Un bilan fut-il des plus prestigieux ne peut justifier la prétention d’un homme à s’éterniser au pouvoir.

Nul n’a le monopole du succès ; la règle vaut pour ATT. Lui le sait déjà ; apprenez-le ! On n’a pas besoin d’être au pouvoir pour tout réaliser. On fait ce qu’on peut ; ATT a fait ce qu’il a pu, nous lui seront pour l’éternité reconnaissants. Que vaut une Constitution qui consacre le pouvoir à vie ?

Nous sommes progressistes, progressistes, progressistes !!!
Koulouba n’est pas le seul nid indiqué pour réaliser ce qu’on veut pour le Mali. ATT a démontré toute sa classe et tout son mérite en étant l’un des rares militaires à avoir fait un coup d’Etat et à remettre le pouvoir aux civils après un processus électoral qu’il a dirigé de manière magistrale.

Il s’est mis à côté pendant dix ans pour servir le Mali autrement, et de belle manière. Ne voyez-vous ce qui se passe au Quai Branly ? Chirac continue son combat non pas à l’Elysée mais ailleurs quand bien même il avait toutes les possibilités non comme ATT de briguer un troisième mandat.

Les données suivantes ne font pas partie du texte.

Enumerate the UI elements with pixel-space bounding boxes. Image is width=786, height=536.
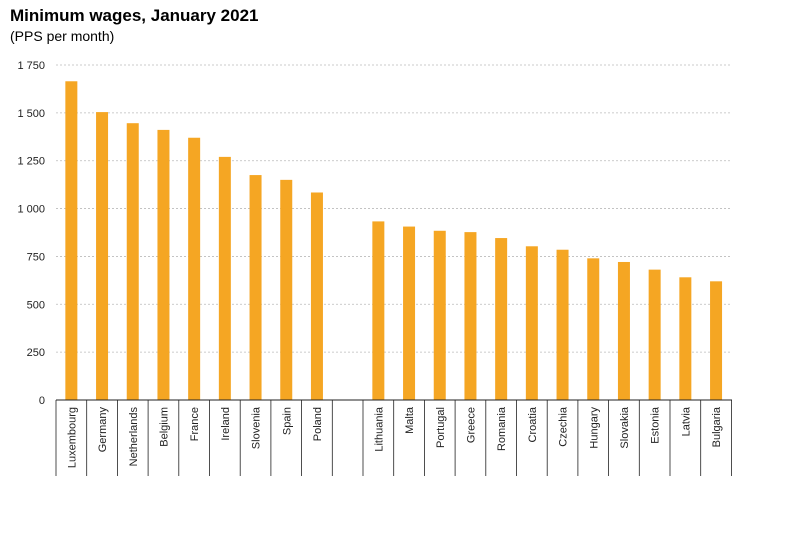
bar — [587, 258, 600, 400]
bar — [464, 232, 477, 400]
bar — [218, 156, 231, 400]
bar — [495, 238, 508, 400]
x-tick-label: Poland — [312, 407, 324, 441]
y-tick-label: 250 — [27, 347, 45, 359]
bar — [648, 269, 661, 400]
y-tick-labels: 0 250 500 750 1 000 1 250 1 500 1 750 — [17, 60, 45, 407]
bar — [403, 226, 416, 400]
bar — [710, 281, 723, 400]
x-tick-label: Croatia — [527, 406, 539, 442]
y-tick-label: 1 750 — [17, 60, 45, 72]
x-tick-label: Greece — [465, 407, 477, 443]
bar — [280, 179, 293, 400]
x-tick-label: Spain — [281, 407, 293, 435]
bar — [310, 192, 323, 400]
x-tick-label: Estonia — [650, 406, 662, 444]
bar — [126, 123, 139, 401]
x-tick-label: Luxembourg — [66, 407, 78, 468]
x-tick-label: Slovakia — [619, 406, 631, 448]
bar — [433, 230, 446, 400]
bar — [617, 261, 630, 400]
x-tick-label: Portugal — [435, 407, 447, 448]
bars — [65, 81, 723, 401]
bar — [96, 112, 109, 400]
y-tick-label: 1 500 — [17, 108, 45, 120]
bar — [556, 249, 569, 400]
y-tick-label: 1 250 — [17, 156, 45, 168]
gridlines — [56, 64, 732, 353]
axes — [55, 399, 732, 476]
x-tick-label: Latvia — [680, 406, 692, 436]
bar — [679, 277, 692, 400]
x-tick-label: Slovenia — [251, 406, 263, 449]
y-tick-label: 0 — [39, 395, 45, 407]
y-tick-label: 500 — [27, 299, 45, 311]
bar — [372, 221, 385, 400]
chart-title: Minimum wages, January 2021 — [10, 6, 259, 25]
x-tick-labels: Luxembourg Germany Netherlands Belgium Franc… — [66, 406, 723, 468]
y-tick-label: 750 — [27, 251, 45, 263]
bar — [188, 137, 201, 400]
x-tick-label: Ireland — [220, 407, 232, 441]
x-tick-label: Belgium — [158, 407, 170, 447]
x-tick-label: Germany — [97, 407, 109, 453]
x-tick-label: Hungary — [588, 407, 600, 449]
bar — [525, 246, 538, 400]
chart-subtitle: (PPS per month) — [10, 28, 115, 44]
x-tick-label: Netherlands — [128, 407, 140, 467]
x-tick-label: Bulgaria — [711, 406, 723, 447]
bar — [157, 129, 170, 400]
x-tick-label: Malta — [404, 406, 416, 434]
x-tick-label: Czechia — [558, 406, 570, 447]
x-tick-label: Romania — [496, 406, 508, 451]
bar — [65, 81, 78, 401]
x-tick-label: France — [189, 407, 201, 441]
x-tick-label: Lithuania — [373, 406, 385, 452]
bar — [249, 175, 262, 400]
y-tick-label: 1 000 — [17, 204, 45, 216]
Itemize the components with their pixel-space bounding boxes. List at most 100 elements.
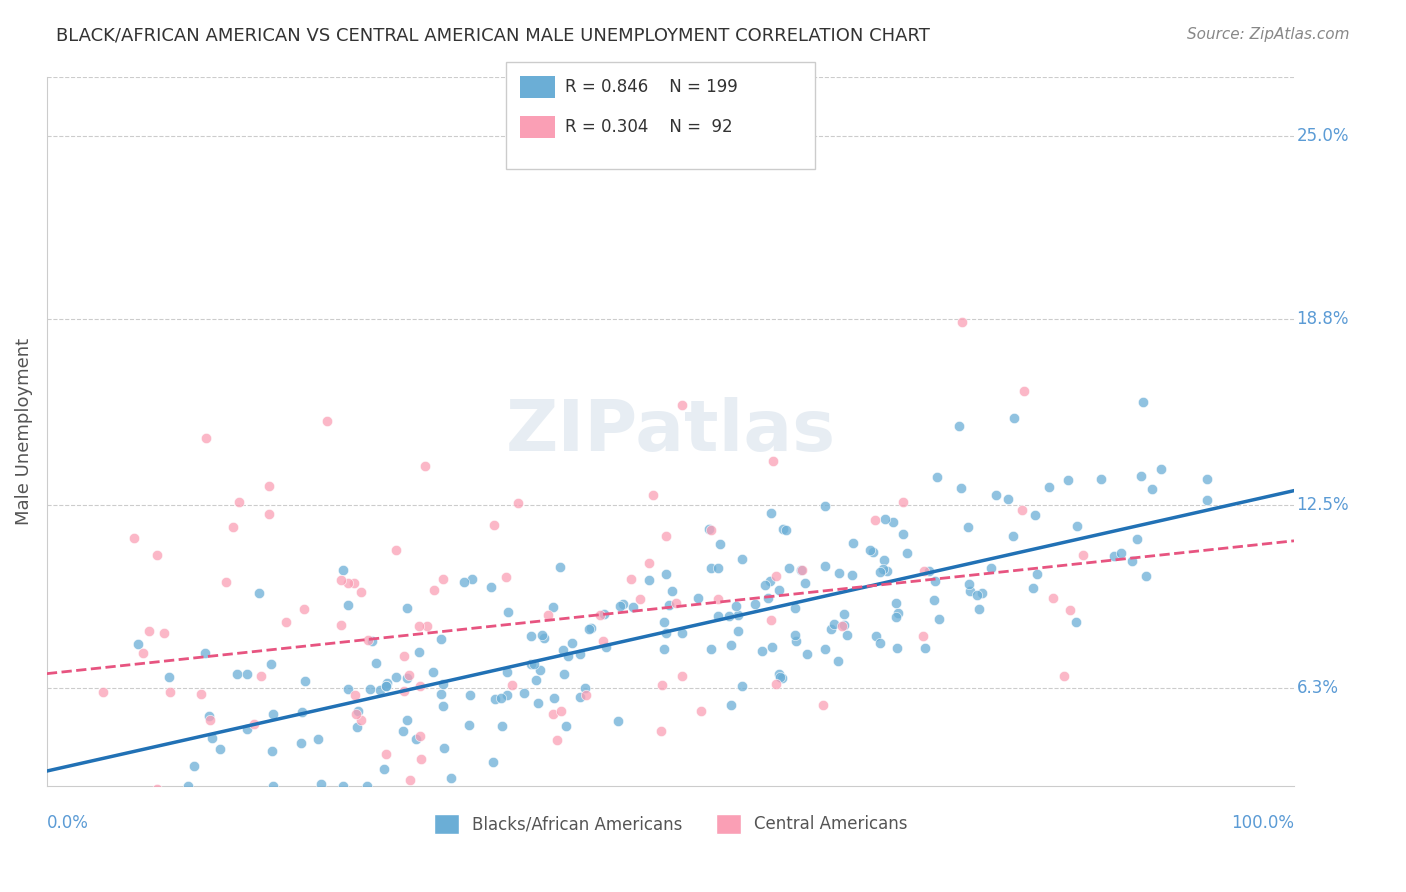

Nelson Mandela ne chôme pas ; pourtant un deuxième mandat ne lui était guère impossible. Alpha Oumar Konaré, Abdou Diouf, Jimmy Carter, Lech Walesa et tant d’autres anciens chefs d’Etat continuent de forger davantage leur siège dans la cour des Immortels.

ATT ne saurait manquer de prendre exemple sur ces illustres devanciers pour lesquels il a lui aussi un moment servi de modèle. La sagesse qui est la sienne et que vous perdez de vue est assez forte pour l’insuffler des orientations non comme les vôtres mais celles qui finiront par forger sa place au Panthéon national.

Pour finir, plaise à vous ressasser les propos combien religieux de cet ancien chef d’Etat (Alpha Oumar Konaré) qui a compris fort longtemps tout le sens de la démocratie : « Homme oui, serviteur de Dieu, du peuple et de son prochain et pour lequel les choses les plus sûres sont la vulnérabilité et la certitude de passer un jour proche ou lointain la main (mars 1992) ».